When he came up with an idea for a web series seven years ago, along with his husband John Halbach, he thought it would be a great way to update their acting reels. Little did he know, it would be their ticket to Hollywood.

EastSiders is a dark comedy that follows the complicated lives of a gay couple living and working in East Los Angeles. The series has been hailed as groundbreaking for its unapologetic portrayal of gay sex, substance abuse, and HIV. 

“When we started the show, there was almost no LGBTQ representation out there,” Williamson said. "You’d get one show every five years, Queer as Folk, and then Looking, and then nothing. And we wanted to do something to kind of fill in the blank.”

After a stint on YouTube and other platforms, the show eventually caught the eye of Netflix executives. Now its fourth and final season has scored a lucrative spot on the streaming platform’s main page and has been translated into 30 languages.

“We’re getting messages in the last 24 hours from literally every country, including in some countries where it’s not even legal to be gay,” Williamson said.

One of the show’s top priorities was casting LGBTQ actors for both gay and straight roles.

"I actually play a straight character on the show which is something that did make me a little nervous as a gay man in the beginning,” Halbach said. “But, by most reports, for the most part, I pull it off."

According to a recent report by GLAAD, the nation’s largest LGBTQ media watchdog, 10.2 percent of regular network characters this season are LGBTG, up from from 8.8 percent last year, making the 2019-2020 season a record-breaking year for LGBTQ characters on broadcast TV. Cable and steaming services also saw an uptick in gay representation, with shows like FX’s Pose, Showtime’s The L Word: Generation Q and Netflix's The Politician.

"Eastsiders takes it to a whole new level,” Greg Hernandez, an entertainment blogger, told Spectrum News 1. "It’s not just a gay sidekick or a gay judge or a doctor who happens to be gay.

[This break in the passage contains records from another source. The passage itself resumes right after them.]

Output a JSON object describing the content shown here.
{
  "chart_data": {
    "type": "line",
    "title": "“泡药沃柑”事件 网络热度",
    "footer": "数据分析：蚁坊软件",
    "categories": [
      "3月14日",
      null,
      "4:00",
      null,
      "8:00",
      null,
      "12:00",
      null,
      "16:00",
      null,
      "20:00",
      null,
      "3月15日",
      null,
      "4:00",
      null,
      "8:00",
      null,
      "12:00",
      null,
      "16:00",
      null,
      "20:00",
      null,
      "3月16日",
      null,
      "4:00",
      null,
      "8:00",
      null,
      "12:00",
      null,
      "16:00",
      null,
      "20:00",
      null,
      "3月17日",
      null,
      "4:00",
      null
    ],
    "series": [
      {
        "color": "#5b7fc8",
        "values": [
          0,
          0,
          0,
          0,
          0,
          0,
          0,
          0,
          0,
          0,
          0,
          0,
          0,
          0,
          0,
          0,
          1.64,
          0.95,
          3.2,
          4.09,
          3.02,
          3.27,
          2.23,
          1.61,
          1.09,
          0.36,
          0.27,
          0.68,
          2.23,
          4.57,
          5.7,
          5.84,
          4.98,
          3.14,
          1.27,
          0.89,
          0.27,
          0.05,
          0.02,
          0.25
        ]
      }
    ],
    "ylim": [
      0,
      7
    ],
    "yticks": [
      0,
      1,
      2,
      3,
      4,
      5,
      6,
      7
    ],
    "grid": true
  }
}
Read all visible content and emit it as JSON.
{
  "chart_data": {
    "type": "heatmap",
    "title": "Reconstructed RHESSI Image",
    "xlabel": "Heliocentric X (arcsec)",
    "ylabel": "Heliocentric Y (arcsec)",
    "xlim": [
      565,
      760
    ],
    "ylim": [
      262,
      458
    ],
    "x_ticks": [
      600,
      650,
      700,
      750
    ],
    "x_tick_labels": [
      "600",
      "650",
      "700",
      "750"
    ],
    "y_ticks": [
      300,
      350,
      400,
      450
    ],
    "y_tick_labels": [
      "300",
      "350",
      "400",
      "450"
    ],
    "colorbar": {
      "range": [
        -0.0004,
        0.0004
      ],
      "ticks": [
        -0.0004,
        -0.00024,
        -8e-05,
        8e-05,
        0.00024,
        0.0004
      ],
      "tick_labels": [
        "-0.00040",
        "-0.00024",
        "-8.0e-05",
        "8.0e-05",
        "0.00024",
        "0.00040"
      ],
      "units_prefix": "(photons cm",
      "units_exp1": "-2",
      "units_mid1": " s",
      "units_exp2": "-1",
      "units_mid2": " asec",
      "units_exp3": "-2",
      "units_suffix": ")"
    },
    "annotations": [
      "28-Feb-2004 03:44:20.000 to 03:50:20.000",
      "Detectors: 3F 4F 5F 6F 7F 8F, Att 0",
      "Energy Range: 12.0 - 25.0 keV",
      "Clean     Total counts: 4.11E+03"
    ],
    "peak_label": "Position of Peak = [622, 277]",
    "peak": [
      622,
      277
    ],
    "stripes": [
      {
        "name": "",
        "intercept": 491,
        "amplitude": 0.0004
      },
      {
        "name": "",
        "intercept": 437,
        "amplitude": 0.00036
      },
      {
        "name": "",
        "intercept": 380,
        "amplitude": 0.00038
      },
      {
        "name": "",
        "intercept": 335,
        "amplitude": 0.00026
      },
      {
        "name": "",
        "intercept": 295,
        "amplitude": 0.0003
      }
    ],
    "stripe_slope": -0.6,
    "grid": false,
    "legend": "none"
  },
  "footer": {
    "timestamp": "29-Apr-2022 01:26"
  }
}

These are really the inner-lives of queer characters.”

For Williamson, it was a chance to showcase his talents while, at the same time, normalizing gay relationships to a broader audience. 

"We need all kinds of different stories going at once,” he said. "Not just stories about perfect husbands next door with 2.5 kids and a white picket fence, but also stories about flawed messy complicated people who are allowed to completely screw up their lives and relationships just like straight characters are."